Efforts to reach attorney-at-law Alexis Robinson, who had represented the five appellants in London, were unsuccessful. K.D. Knight, QC, who is part of the legal team, said that he could not readily provide a reaction or the next move by his clients.

“I haven’t been able to analyse the judgment as yet and to advise them of the legal implications and the next step forward,” Knight told The Gleaner, adding that he only glanced at the document.

Looking for closure

Current PNP President Mark Golding, in a press release, said that he was looking forward to closure of the case.

“The information requested by the Dutch authorities should now be provided without delay. Let the truth come out and let the chips fall where they may,” Golding said in a press statement on Monday.

The five appellants, who claimed they had no information to assist the Dutch investigators in the more-than-decade-old case, had maintained that the local judges had erred in their ruling compelling them to testify. They also argued that the Supreme Court judges had no power to compel persons to give evidence in court or to impose a penalty upon refusal.

But the Court of Appeal ruled that the proceedings brought under the Mutual Assistance Criminal Matters Act are subject to the principles of open justice as mentioned in Section 16 (3) of the Constitution and that the ruling of the judge that these proceedings should be conducted in open court was correct.

“There was no material before the court to lead to the conclusion that a public hearing might jeopardise the investigation in The Netherlands or any subsequent investigation or proceedings which might follow in Jamaica,” the appeal court ruled.

It further said: “It should also be recalled that the appellants were given the opportunity to give their evidence in private but did not avail themselves of that opportunity, thus leading to the request made in the ninth supplementary letter.”

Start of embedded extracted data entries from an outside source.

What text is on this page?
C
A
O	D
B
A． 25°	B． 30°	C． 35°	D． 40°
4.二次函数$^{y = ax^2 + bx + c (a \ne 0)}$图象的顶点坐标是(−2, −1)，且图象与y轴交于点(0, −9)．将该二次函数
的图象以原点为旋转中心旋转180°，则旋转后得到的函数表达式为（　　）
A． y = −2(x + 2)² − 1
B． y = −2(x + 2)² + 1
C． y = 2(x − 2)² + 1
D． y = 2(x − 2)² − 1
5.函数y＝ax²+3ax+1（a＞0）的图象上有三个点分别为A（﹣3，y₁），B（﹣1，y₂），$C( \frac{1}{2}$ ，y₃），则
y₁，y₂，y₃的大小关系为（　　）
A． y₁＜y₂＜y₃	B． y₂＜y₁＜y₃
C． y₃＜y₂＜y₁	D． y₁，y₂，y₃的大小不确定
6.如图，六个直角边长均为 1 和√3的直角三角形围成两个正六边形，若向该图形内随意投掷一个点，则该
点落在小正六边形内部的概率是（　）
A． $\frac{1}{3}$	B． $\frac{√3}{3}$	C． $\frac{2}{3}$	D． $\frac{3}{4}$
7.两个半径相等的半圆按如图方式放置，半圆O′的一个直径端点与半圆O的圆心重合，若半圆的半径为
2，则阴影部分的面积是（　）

The Trafigura matter originated from a series of requests from authorities in The Netherlands for Simpson Miller and the others to answer questions about the money that was sent to the party while Trafigura had an oil-lifting agreement with the Jamaican Government.

The political donation transgressed Dutch law but did not breach local legislation.

After public outrage, the PNP said that it had returned the money.

According to the facts presented before the Privy Council, the National Public Prosecutor’s Office (NPPO) of The Netherlands is investigating alleged breaches of the Dutch Criminal Code by Trafigura Beheer for the potential bribery of public officials of Jamaica.

Between December 2007 and May 2009, the NPPO wrote several letters to the DPP requesting assistance in the form of taking evidence from the appellants on oath or affirmation.